また、特定の業種に対する高い売上依存度や、外部倉庫に委ねる凍結製品の在庫管理におけるリスクも認識されています。さらに、近年の重要課題であるサイバー攻撃による情報漏洩や、自然災害による工場の稼働停止といった事業継続に関するリスクへの対策を講じています。
競合
同社は液卵・凍凍卵市場において「食の半導体」と称される重要な位置付けを占めており、安定供給力を強みとして競合他社との差別化を図っています。特に製パン業界からの高い信頼を獲得しており、独自の技術力による品質維持が競争優位性の源泉となっています。

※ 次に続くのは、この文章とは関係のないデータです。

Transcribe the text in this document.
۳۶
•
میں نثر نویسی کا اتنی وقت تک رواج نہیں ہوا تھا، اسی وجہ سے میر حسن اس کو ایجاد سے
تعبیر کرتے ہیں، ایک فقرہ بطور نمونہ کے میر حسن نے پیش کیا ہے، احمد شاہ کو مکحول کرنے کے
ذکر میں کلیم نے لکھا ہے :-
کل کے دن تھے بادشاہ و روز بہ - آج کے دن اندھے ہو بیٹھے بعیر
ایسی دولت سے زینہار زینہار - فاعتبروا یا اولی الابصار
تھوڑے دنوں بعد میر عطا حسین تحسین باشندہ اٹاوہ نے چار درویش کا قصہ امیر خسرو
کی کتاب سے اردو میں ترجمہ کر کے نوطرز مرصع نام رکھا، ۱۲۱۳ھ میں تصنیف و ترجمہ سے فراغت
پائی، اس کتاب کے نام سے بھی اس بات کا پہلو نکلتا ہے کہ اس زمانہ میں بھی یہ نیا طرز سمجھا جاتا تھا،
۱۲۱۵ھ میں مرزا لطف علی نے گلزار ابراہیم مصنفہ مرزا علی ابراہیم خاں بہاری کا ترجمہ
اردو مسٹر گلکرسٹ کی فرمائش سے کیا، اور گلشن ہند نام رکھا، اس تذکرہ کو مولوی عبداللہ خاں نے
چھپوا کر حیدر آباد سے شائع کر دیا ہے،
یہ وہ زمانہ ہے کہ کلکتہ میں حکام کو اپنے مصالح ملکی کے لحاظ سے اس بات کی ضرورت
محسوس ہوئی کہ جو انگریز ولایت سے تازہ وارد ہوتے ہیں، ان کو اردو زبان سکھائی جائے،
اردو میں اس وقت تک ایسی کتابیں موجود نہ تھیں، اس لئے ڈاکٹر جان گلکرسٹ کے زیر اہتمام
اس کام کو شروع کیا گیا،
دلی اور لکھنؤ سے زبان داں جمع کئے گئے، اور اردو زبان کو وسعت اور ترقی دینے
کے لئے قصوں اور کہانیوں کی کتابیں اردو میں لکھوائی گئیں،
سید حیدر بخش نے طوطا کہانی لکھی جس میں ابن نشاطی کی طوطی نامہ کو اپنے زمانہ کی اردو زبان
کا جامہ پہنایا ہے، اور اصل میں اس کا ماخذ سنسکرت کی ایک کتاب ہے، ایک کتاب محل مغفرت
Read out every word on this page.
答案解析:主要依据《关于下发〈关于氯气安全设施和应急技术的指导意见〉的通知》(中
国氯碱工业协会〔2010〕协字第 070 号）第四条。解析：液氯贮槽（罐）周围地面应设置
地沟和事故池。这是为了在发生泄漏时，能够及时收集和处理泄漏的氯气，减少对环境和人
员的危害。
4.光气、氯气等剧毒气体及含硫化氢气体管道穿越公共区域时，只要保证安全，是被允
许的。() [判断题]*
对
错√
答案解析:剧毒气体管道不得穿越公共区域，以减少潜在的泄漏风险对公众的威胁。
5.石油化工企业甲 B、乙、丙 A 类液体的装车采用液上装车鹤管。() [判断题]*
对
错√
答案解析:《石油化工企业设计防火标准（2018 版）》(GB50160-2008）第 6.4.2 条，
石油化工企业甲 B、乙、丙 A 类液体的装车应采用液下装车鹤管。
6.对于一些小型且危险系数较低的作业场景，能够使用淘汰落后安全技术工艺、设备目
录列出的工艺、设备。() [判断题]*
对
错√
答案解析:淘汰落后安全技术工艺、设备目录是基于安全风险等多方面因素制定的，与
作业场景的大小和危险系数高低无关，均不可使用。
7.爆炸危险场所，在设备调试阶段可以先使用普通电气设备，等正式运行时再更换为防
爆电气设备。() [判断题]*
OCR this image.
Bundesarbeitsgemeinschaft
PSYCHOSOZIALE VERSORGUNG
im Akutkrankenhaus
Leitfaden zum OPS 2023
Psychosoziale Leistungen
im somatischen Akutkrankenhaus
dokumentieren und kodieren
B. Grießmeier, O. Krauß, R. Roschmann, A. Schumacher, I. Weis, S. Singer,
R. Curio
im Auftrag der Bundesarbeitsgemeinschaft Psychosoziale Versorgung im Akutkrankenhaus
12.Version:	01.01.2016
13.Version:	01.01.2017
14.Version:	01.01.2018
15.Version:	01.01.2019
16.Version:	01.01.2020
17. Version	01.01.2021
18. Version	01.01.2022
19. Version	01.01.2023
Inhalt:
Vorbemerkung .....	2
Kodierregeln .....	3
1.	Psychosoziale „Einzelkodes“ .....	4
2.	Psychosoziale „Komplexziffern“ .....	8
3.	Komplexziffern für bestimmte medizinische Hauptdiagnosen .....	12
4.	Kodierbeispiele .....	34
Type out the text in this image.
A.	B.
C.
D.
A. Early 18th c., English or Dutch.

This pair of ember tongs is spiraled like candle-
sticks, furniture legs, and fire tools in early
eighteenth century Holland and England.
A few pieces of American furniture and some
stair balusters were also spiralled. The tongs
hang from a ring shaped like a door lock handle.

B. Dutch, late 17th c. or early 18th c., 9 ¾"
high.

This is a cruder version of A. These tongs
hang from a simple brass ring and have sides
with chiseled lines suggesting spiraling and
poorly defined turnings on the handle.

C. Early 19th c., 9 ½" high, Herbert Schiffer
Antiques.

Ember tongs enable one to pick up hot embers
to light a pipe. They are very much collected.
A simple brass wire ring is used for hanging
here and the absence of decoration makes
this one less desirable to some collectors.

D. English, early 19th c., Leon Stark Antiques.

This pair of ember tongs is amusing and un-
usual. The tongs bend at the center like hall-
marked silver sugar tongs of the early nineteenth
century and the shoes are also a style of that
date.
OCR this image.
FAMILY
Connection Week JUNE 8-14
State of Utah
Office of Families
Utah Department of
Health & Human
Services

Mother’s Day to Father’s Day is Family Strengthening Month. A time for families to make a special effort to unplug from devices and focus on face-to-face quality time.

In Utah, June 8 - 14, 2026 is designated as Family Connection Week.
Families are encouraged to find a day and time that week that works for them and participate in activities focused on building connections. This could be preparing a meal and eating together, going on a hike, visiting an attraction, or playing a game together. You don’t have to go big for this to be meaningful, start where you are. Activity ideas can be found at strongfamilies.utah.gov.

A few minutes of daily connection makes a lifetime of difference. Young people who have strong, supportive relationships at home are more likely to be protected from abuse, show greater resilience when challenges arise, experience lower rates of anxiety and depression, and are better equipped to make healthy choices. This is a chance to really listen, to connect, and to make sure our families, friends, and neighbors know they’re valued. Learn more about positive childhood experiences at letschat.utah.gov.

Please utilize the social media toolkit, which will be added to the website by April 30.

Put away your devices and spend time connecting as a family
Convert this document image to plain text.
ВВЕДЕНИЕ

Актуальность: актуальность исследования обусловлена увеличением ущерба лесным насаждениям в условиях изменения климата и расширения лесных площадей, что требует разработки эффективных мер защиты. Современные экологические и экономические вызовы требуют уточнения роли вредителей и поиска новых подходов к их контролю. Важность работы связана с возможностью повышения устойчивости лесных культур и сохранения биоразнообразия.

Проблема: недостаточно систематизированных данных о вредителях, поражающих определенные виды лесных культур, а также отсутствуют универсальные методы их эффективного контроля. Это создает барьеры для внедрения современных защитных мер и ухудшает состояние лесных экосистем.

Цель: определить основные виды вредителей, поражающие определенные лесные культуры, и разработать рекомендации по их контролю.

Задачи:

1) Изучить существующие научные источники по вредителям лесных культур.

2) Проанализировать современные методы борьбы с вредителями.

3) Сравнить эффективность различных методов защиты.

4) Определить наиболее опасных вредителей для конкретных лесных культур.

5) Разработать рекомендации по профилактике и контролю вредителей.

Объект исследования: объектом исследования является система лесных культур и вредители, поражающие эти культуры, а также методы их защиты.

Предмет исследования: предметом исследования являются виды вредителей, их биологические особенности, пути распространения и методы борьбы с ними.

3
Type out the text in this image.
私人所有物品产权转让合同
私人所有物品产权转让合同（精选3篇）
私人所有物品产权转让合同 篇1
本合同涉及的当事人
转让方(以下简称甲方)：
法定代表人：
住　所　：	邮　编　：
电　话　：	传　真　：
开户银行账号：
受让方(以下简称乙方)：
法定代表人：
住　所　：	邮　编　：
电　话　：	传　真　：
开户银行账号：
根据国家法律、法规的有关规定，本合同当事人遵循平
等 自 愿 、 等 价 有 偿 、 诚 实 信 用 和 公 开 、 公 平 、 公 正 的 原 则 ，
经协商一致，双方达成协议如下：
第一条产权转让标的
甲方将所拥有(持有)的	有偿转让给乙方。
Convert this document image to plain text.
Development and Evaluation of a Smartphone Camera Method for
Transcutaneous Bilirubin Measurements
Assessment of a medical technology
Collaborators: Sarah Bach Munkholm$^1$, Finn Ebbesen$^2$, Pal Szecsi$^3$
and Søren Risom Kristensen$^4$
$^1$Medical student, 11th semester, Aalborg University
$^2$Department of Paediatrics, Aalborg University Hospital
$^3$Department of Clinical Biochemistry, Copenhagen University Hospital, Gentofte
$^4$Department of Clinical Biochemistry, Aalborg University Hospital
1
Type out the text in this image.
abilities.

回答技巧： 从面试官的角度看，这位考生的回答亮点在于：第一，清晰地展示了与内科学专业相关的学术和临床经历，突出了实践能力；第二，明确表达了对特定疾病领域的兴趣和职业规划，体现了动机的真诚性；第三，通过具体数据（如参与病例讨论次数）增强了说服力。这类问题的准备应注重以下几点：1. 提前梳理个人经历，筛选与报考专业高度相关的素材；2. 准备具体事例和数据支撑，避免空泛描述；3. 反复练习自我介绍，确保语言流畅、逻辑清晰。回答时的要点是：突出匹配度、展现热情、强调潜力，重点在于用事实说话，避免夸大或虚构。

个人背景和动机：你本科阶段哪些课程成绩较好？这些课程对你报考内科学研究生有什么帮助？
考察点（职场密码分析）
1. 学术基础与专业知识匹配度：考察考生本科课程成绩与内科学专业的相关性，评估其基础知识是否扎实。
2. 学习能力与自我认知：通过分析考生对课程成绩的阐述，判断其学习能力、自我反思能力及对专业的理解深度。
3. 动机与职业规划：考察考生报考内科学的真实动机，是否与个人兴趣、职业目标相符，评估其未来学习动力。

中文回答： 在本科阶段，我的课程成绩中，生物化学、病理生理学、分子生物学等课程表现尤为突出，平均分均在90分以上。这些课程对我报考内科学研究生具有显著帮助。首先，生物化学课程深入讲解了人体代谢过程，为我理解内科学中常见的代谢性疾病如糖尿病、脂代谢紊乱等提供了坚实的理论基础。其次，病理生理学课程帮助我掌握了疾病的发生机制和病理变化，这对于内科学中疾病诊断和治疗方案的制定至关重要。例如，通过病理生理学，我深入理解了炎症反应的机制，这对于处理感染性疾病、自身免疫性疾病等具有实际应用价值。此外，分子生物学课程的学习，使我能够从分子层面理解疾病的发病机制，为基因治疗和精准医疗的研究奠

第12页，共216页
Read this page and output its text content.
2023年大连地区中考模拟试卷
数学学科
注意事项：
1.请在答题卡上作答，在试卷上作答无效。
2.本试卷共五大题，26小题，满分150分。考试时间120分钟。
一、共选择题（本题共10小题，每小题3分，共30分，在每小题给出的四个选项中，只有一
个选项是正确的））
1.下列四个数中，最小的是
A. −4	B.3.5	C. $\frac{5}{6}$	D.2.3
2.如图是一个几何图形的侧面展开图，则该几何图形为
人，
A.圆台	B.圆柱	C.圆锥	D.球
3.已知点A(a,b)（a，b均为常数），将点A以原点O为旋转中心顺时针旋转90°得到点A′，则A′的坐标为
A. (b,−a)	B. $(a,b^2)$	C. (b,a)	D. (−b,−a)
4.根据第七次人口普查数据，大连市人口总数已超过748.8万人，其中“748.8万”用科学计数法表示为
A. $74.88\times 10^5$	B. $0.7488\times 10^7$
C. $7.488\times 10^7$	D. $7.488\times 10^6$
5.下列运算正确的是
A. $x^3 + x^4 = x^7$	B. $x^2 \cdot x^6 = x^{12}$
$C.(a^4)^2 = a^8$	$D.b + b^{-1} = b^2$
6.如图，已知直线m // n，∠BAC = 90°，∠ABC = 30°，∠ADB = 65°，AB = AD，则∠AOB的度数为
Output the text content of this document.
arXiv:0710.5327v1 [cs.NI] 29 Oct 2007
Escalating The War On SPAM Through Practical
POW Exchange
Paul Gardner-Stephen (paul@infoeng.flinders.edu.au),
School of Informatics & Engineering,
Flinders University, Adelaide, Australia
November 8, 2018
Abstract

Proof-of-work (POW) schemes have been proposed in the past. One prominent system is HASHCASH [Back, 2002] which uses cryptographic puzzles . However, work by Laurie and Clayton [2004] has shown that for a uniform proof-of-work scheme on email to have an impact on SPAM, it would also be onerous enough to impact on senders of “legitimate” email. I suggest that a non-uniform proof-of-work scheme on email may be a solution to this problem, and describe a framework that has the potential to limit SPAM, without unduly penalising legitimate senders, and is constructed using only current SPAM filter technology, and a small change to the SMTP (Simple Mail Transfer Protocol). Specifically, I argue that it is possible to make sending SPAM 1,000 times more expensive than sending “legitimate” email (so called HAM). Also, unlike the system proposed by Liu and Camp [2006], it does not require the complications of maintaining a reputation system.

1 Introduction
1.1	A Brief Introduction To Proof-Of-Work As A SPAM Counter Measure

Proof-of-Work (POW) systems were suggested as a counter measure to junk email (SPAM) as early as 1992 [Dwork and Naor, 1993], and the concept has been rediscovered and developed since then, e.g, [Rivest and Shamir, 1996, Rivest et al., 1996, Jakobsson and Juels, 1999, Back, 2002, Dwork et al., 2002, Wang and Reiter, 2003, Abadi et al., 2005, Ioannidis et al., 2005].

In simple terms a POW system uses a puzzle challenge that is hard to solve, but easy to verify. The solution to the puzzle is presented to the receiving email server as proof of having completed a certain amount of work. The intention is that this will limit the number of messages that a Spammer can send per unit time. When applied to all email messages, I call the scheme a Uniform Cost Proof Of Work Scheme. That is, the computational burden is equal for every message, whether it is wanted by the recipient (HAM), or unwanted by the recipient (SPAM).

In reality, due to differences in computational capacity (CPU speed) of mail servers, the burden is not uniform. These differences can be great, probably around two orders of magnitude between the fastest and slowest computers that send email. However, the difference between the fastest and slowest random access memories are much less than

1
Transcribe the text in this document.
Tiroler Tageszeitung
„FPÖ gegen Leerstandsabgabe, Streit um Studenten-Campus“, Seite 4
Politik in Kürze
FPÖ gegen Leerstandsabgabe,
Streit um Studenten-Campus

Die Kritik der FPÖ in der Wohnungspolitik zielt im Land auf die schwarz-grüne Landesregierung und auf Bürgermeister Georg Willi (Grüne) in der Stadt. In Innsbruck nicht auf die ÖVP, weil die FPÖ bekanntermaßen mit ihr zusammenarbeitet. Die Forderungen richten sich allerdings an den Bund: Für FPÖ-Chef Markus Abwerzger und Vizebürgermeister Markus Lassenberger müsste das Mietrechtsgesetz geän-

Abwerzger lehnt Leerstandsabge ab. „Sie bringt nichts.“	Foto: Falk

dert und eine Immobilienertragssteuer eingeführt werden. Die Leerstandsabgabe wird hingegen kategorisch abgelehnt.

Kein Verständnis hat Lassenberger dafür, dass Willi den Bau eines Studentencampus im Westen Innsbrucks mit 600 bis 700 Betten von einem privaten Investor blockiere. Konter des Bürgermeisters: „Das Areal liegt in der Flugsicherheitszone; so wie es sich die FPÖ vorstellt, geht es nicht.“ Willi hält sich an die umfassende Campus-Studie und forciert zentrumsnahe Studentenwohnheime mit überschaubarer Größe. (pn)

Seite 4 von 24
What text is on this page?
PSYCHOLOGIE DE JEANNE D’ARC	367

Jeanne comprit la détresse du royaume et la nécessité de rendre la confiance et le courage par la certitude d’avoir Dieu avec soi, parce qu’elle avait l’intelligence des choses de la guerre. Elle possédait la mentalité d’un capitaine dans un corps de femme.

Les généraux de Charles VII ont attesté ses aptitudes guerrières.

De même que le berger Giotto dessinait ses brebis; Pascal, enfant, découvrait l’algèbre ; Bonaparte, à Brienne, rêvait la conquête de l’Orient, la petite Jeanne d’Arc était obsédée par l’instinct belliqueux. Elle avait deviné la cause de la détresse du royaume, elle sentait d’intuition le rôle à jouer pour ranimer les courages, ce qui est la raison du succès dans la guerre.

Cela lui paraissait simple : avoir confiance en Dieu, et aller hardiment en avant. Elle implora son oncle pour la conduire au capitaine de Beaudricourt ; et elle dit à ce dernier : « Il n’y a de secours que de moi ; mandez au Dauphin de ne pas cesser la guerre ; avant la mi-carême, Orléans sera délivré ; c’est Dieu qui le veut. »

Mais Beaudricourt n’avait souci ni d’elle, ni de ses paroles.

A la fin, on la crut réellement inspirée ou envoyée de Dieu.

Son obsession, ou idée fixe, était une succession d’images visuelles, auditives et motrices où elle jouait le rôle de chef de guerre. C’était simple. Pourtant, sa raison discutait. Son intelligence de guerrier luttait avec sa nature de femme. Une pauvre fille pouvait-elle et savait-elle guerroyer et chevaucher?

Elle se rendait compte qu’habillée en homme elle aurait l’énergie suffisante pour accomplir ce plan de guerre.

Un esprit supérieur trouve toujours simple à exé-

調味料事業においては、高度な粉体加工技術や独自設備を活用することで、複雑な味の要求に柔軟に対応できる体制を構築しています。また、オーガニックEC事業への参入により、従来のB2B中心の市場から新たな顧客層へアプローチを広げることで競争領域を拡大しています。
バリュエーション
2026年8月4日時点の市場データにおいて、同社の株価は1,979円となっています。この時の時価総額は約168.2億円であり、PERは8.40倍、PBRは1.33倍と算出されています。
また、同日のデータに基づく配当利回りは3.34%となっており、安定した収益基盤を背景とした評価が反映されています。これらの数値は、提供された最新の市場データに基づいたものです。